American billionaire (born 1954)

Jeffrey Jackiel Rothschild (born February 28, 1954) is an American billionaire businessman who co-founded several companies. He is the founding engineer and a large shareholder of Facebook.

==Early life==
Rothschild is the son of Beverley and William B. Rothschild. His father was president of M. Rothschild & Company, an importer of commodities from South East Asia founded by his grandfather, Marcus Rothschild. He received bachelor's and master's degrees from Vanderbilt University in 1977 and 1979, respectively. He is of Jewish descent. He is not a member of the Rothschild banking family.

==Career==
Rothschild worked as an engineer at Honeywell and Intel, and then for a consulting firm that worked on projects such as Locus Computing Corporation.
Rothschild co-founded Veritas Software in 1988. He co-founded Mpath Interactive in 1995, which became a public company in 1999.
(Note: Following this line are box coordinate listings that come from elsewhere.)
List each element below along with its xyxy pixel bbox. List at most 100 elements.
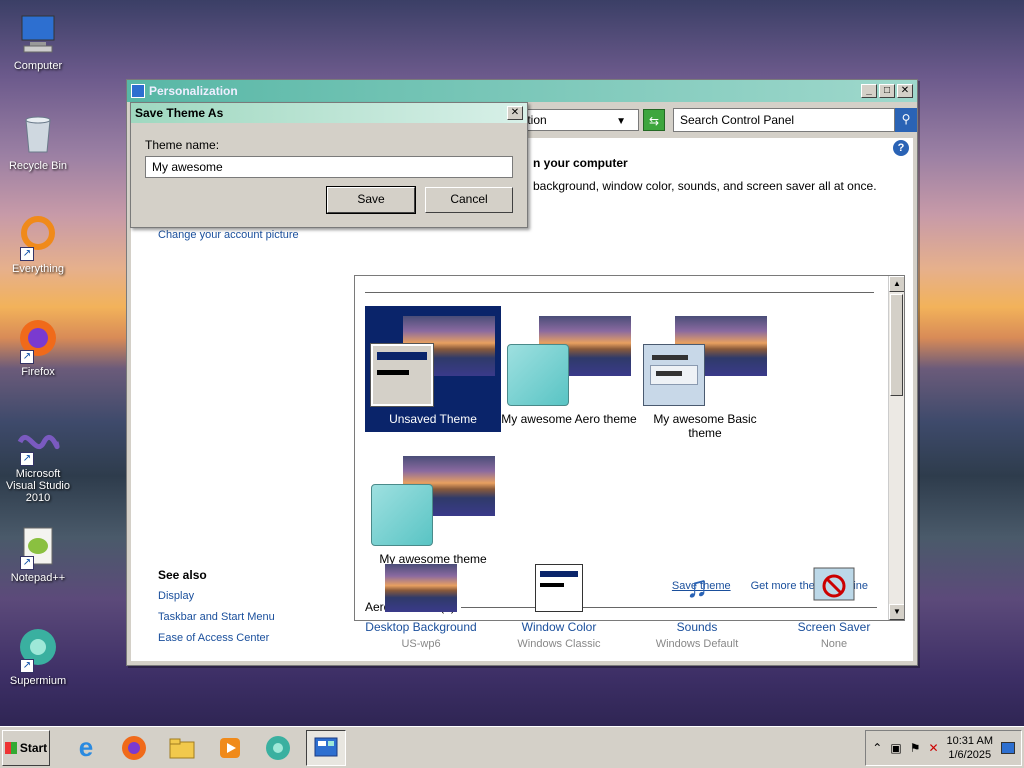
desktop-icon-label: Supermium [9, 675, 67, 687]
bottom-item-title: Sounds [676, 620, 718, 634]
everything-icon: ↗ [16, 215, 60, 261]
window-color-item[interactable]: Window Color Windows Classic [499, 564, 619, 650]
cancel-button[interactable]: Cancel [425, 187, 513, 213]
window-titlebar[interactable]: Personalization _ □ ✕ [127, 80, 917, 102]
save-theme-dialog: Save Theme As ✕ Theme name: My awesome S… [130, 102, 528, 228]
see-also-heading: See also [158, 568, 207, 582]
bottom-item-title: Desktop Background [365, 620, 477, 634]
supermium-icon [266, 735, 290, 760]
shortcut-arrow-icon: ↗ [20, 556, 34, 570]
chevron-down-icon[interactable]: ▼ [616, 116, 626, 127]
bottom-item-sub: US-wp6 [401, 638, 441, 650]
taskbar-explorer[interactable] [162, 730, 202, 766]
desktop-icon-supermium[interactable]: ↗ Supermium [0, 627, 76, 687]
desktop-icon-computer[interactable]: Computer [0, 12, 76, 72]
shortcut-arrow-icon: ↗ [20, 452, 34, 466]
maximize-button[interactable]: □ [879, 84, 895, 98]
desktop-icon-recycle-bin[interactable]: Recycle Bin [0, 112, 76, 172]
media-player-icon [220, 737, 240, 758]
clock-date: 1/6/2025 [948, 748, 992, 761]
theme-basic[interactable]: My awesome Basic theme [637, 306, 773, 440]
taskbar-control-panel[interactable] [306, 729, 346, 766]
close-button[interactable]: ✕ [897, 84, 913, 98]
start-button[interactable]: Start [2, 729, 50, 766]
recycle-bin-icon [16, 112, 60, 156]
desktop-icon-label: Notepad++ [10, 572, 66, 584]
tray-expand-icon[interactable]: ⌃ [872, 741, 882, 755]
theme-thumbnail [370, 316, 495, 408]
volume-muted-icon[interactable]: ✕ [928, 741, 938, 755]
desktop-icon-label: Microsoft Visual Studio 2010 [5, 468, 70, 504]
taskbar-supermium[interactable] [258, 730, 298, 766]
taskbar-media-player[interactable] [210, 730, 250, 766]
minimize-button[interactable]: _ [861, 84, 877, 98]
search-placeholder: Search Control Panel [680, 113, 795, 127]
sounds-item[interactable]: ♫ Sounds Windows Default [637, 564, 757, 650]
bottom-item-sub: None [820, 638, 848, 650]
window-color-icon [535, 564, 583, 612]
network-icon[interactable]: ▣ [890, 741, 901, 755]
control-panel-icon [131, 84, 145, 98]
theme-name-input[interactable]: My awesome [145, 156, 513, 178]
theme-label: My awesome Basic theme [653, 412, 757, 440]
theme-aero[interactable]: My awesome Aero theme [501, 306, 637, 432]
desktop-icon-visual-studio[interactable]: ↗ Microsoft Visual Studio 2010 [0, 420, 76, 504]
computer-icon [16, 12, 60, 56]
theme-thumbnail [507, 316, 631, 408]
desktop-icon-label: Everything [12, 263, 64, 275]
shortcut-arrow-icon: ↗ [20, 659, 34, 673]
bottom-item-title: Window Color [521, 620, 597, 634]
page-heading: n your computer [533, 156, 628, 170]
theme-unsaved[interactable]: Unsaved Theme [365, 306, 501, 432]
taskbar: Start e ⌃ ▣ ⚑ ✕ 10:31 AM 1/6/2025 [0, 726, 1024, 768]
folder-icon [169, 738, 195, 758]
taskbar-start-menu-link[interactable]: Taskbar and Start Menu [158, 611, 275, 623]
bottom-item-title: Screen Saver [797, 620, 871, 634]
help-icon[interactable]: ? [893, 140, 909, 156]
search-icon[interactable]: ⚲ [895, 108, 917, 132]
sounds-icon: ♫ [685, 571, 709, 604]
system-tray: ⌃ ▣ ⚑ ✕ 10:31 AM 1/6/2025 [865, 729, 1022, 766]
theme-name-label: Theme name: [145, 138, 220, 152]
desktop-icon-firefox[interactable]: ↗ Firefox [0, 318, 76, 378]
taskbar-ie[interactable]: e [66, 730, 106, 766]
desktop-background-icon [385, 564, 457, 612]
windows-flag-icon [4, 741, 17, 754]
start-label: Start [19, 740, 48, 755]
clock[interactable]: 10:31 AM 1/6/2025 [947, 734, 993, 762]
control-panel-icon [314, 737, 338, 756]
search-input[interactable]: Search Control Panel [673, 108, 895, 132]
change-account-picture-link[interactable]: Change your account picture [158, 229, 299, 241]
desktop-icon-notepadpp[interactable]: ↗ Notepad++ [0, 524, 76, 584]
ease-of-access-link[interactable]: Ease of Access Center [158, 632, 275, 644]
display-link[interactable]: Display [158, 590, 275, 602]
dialog-titlebar[interactable]: Save Theme As ✕ [131, 103, 527, 123]
window-title: Personalization [149, 84, 238, 98]
theme-thumbnail [643, 316, 767, 408]
taskbar-firefox[interactable] [114, 730, 154, 766]
theme-my-awesome[interactable]: My awesome theme [365, 446, 501, 572]
theme-thumbnail [371, 456, 495, 548]
scroll-thumb[interactable] [890, 294, 903, 396]
action-center-flag-icon[interactable]: ⚑ [910, 741, 921, 755]
show-desktop-icon[interactable] [1001, 741, 1015, 754]
desktop-icon-label: Recycle Bin [8, 160, 68, 172]
page-subheading: background, window color, sounds, and sc… [533, 179, 877, 193]
firefox-icon [122, 735, 146, 760]
theme-label: Unsaved Theme [389, 412, 477, 426]
shortcut-arrow-icon: ↗ [20, 247, 34, 261]
supermium-icon: ↗ [16, 627, 60, 673]
screen-saver-item[interactable]: Screen Saver None [774, 564, 894, 650]
desktop-icon-everything[interactable]: ↗ Everything [0, 215, 76, 275]
refresh-button[interactable]: ⇆ [643, 109, 665, 131]
ie-icon: e [78, 732, 94, 762]
screen-saver-icon [810, 564, 858, 612]
dialog-close-button[interactable]: ✕ [507, 106, 523, 120]
desktop-icon-label: Computer [13, 60, 63, 72]
desktop-background-item[interactable]: Desktop Background US-wp6 [361, 564, 481, 650]
desktop-icon-label: Firefox [21, 366, 55, 378]
dialog-title: Save Theme As [135, 106, 224, 120]
scroll-up-button[interactable]: ▲ [889, 276, 904, 292]
bottom-item-sub: Windows Default [655, 638, 739, 650]
save-button[interactable]: Save [326, 186, 416, 214]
Rothschild is listed as co-inventor on several MPath patents. In 1999 he became an advisor and venture partner at the venture capital firm Accel Partners.

In 2003, Rothschild co-founded Mendocino Software, with fellow former-Veritas executives Peter Levine and Steve Colman. Mendocino shut down quietly by March 2008.

Rothschild started working for Facebook in 2005. He was the oldest person working for Facebook at the time. He became Facebook's vice president of infrastructure software. In 2012, he owned 18 million Facebook shares.

==Other activities==
Rothschild serves as the vice chair of the board of trustees of his alma mater, Vanderbilt University. With his wife, he endowed two scholarships in the School of Engineering and the College of Arts and Science in 2013, and he donated $20 million for the construction of two new buildings on campus, Vanderbilt Hall and Barnard Hall, in December 2016.

==Personal life==
Rothschild and his wife Marieke have three children, and live in Palo Alto, California. According to Forbes, Rothschild is worth about $2.9 billion as of May 2022.